The agency has already declared AMR as one of the top 10 global public health threats and it released the first-ever report on the pipeline of vaccines currently in development on Tuesday.
Antimicrobials, including antibiotics, antivirals, antifungals and antiparasitics, are medicines used to prevent and treat infections in humans, animals and plants, says a report on bdnews24.com.
AMR occurs when bacteria, viruses, fungi and parasites change over time and no longer respond to medicines, making infections harder to treat and increasing the risk of disease spread, severe illness and death, according to the WHO.
As a result of drug resistance, antibiotics and other antimicrobial medicines become ineffective and infections become increasingly difficult or impossible to treat.
Resistant bacterial infections alone are associated with nearly 4.95 million deaths per year, with 1.27 million deaths directly attributed to AMR, the agency said.
Immunisation is a powerful tool to prevent and limit the spread of AMR infections. And, the new report aims to guide investments and research into feasible vaccines to mitigate AMR.
The WHO identified 61 vaccine candidates in various stages of clinical development, including several in late stages of development, to address diseases listed on the bacterial priority pathogens list.
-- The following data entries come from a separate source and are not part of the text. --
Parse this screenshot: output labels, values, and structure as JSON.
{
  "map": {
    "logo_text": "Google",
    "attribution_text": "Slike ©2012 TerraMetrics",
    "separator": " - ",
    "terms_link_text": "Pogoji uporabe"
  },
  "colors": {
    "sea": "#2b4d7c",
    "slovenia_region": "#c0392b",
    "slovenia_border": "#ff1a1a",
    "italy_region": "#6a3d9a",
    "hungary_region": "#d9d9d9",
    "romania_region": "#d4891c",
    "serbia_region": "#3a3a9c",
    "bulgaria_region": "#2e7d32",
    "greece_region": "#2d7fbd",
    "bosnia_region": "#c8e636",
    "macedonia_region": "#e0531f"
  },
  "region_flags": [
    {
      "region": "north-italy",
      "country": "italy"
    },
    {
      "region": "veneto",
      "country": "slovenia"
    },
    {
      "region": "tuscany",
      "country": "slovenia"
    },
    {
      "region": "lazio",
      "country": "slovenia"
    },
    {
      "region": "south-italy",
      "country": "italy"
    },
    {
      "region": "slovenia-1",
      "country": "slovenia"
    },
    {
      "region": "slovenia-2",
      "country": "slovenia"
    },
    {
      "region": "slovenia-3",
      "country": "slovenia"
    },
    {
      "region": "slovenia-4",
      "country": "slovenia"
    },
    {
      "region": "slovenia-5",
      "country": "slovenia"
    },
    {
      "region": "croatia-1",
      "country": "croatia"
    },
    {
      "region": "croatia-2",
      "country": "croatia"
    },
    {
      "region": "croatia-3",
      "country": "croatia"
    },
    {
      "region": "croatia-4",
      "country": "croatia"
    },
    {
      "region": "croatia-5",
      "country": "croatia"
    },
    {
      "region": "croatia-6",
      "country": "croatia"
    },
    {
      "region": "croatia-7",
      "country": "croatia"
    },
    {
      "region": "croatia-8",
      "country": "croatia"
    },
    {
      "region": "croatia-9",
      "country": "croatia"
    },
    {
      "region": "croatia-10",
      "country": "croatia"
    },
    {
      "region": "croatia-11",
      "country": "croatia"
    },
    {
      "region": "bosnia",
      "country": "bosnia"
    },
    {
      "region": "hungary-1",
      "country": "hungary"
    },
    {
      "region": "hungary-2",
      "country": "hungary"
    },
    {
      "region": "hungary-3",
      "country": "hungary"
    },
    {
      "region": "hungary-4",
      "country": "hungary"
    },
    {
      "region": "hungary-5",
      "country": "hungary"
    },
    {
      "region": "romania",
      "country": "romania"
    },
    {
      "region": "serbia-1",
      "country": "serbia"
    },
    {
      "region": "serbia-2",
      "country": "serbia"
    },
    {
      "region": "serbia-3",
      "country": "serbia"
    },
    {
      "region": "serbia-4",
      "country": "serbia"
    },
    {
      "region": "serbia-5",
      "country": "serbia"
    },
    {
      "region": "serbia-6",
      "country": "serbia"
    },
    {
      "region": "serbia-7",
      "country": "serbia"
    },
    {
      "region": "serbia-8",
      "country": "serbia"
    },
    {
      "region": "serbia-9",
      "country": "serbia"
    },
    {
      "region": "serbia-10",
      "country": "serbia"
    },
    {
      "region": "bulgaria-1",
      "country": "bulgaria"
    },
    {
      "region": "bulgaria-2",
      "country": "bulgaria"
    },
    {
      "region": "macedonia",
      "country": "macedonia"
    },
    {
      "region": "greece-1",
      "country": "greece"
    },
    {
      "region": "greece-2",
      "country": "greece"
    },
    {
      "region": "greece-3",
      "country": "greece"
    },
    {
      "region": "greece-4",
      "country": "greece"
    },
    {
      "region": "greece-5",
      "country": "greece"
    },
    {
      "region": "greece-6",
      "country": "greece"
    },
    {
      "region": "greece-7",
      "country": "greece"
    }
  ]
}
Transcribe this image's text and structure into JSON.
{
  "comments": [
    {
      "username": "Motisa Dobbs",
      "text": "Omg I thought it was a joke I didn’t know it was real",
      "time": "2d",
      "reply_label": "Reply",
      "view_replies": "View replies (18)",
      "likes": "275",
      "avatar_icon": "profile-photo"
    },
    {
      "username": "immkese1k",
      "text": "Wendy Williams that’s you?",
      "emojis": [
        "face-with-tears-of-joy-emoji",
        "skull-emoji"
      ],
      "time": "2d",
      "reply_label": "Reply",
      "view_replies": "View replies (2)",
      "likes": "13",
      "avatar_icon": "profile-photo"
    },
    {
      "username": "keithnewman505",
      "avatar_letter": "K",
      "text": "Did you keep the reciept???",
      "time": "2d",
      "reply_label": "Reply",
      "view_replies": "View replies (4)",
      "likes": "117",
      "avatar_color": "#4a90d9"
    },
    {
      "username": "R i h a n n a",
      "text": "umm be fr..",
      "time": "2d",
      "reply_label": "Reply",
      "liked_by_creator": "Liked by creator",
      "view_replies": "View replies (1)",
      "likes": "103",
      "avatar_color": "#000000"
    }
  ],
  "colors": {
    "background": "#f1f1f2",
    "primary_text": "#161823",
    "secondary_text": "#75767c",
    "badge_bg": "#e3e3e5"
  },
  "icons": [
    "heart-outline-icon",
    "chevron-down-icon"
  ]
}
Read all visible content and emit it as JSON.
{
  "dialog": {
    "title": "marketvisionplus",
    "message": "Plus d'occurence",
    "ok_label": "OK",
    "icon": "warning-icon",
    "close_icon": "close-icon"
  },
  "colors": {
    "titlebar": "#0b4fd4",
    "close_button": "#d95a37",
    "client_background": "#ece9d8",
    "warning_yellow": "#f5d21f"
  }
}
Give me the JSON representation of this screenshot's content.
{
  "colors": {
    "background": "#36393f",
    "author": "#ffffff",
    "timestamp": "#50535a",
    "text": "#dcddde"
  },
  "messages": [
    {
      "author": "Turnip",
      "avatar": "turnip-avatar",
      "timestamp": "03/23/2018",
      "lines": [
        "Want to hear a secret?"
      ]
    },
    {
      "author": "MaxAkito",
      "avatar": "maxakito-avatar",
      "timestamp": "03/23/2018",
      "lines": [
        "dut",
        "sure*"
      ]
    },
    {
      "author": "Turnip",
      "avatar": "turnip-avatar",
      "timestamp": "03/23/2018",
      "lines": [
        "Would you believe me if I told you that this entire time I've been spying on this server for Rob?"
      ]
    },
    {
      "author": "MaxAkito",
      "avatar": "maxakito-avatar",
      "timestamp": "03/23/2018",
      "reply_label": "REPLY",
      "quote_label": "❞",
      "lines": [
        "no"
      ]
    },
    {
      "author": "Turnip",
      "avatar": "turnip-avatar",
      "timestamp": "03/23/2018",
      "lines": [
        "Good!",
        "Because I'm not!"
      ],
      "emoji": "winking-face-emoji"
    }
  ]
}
While late-stage vaccine candidates are described as having high development feasibility, the report cautions that most will not be available anytime soon.
“Preventing infections using vaccination reduces the use of antibiotics, which is one of the main drivers of AMR. Yet of the top six bacterial pathogens responsible for deaths due to AMR, only one, Pneumococcal disease, has a vaccine,” said Dr Hanan Balkhy, WHO assistant director-general for antimicrobial resistance.
“Affordable and equitable access to life-saving vaccines such as those against pneumococcus, are urgently needed to save lives, and mitigate the rise of AMR,” she added.
The report calls for equitable and global access to already existing vaccines, especially among populations that need them most in limited-resource settings.
There are already vaccines available against four priority bacterial pathogens: pneumococcal disease, Hib, tuberculosis and typhoid fever.
Current Bacillus Calmette-Guérin (BCG) vaccines against tuberculosis do not adequately protect against the disease and the development of more effective vaccines should be accelerated, according to the WHO.
But the risk of the bacteria noted in the priority pathogens list is magnified by their resistance to antibiotics. The development of new antibacterial treatments is inadequate to address the mounting threat of antibiotic resistance, the WHO said in a 2021 report.
However, vaccines against these pathogens are unlikely to be available in the short term and the agency emphasised the urgent need to develop alternative interventions.
“Disruptive approaches are needed to enrich the pipeline and accelerate vaccine development. The lessons from Covid-19 vaccine development and mRNA vaccines offer unique opportunities to explore for developing vaccines against bacteria,’’ said Dr Haileyesus Getahun, director of WHO's AMR Global Coordination Department.
The report also examines some of the challenges facing vaccine innovation and development, including for pathogens associated with hospital-acquired infections (HAI).
These include the difficulty in defining target populations among all admitted hospital patients, the cost and complexity of vaccine efficacy trials and the lack of regulatory and policy precedent for vaccines against HAIs.
“Vaccine development is expensive, and scientifically challenging, often with high failure rates, and for successful candidates complex regulatory and manufacturing requirements require further time. We have to leverage the lessons of Covid vaccine development and speed up our search for vaccines to address AMR,” said Dr Kate O’Brien, director of the Immunisation, Vaccines and Biologicals Department at the WHO.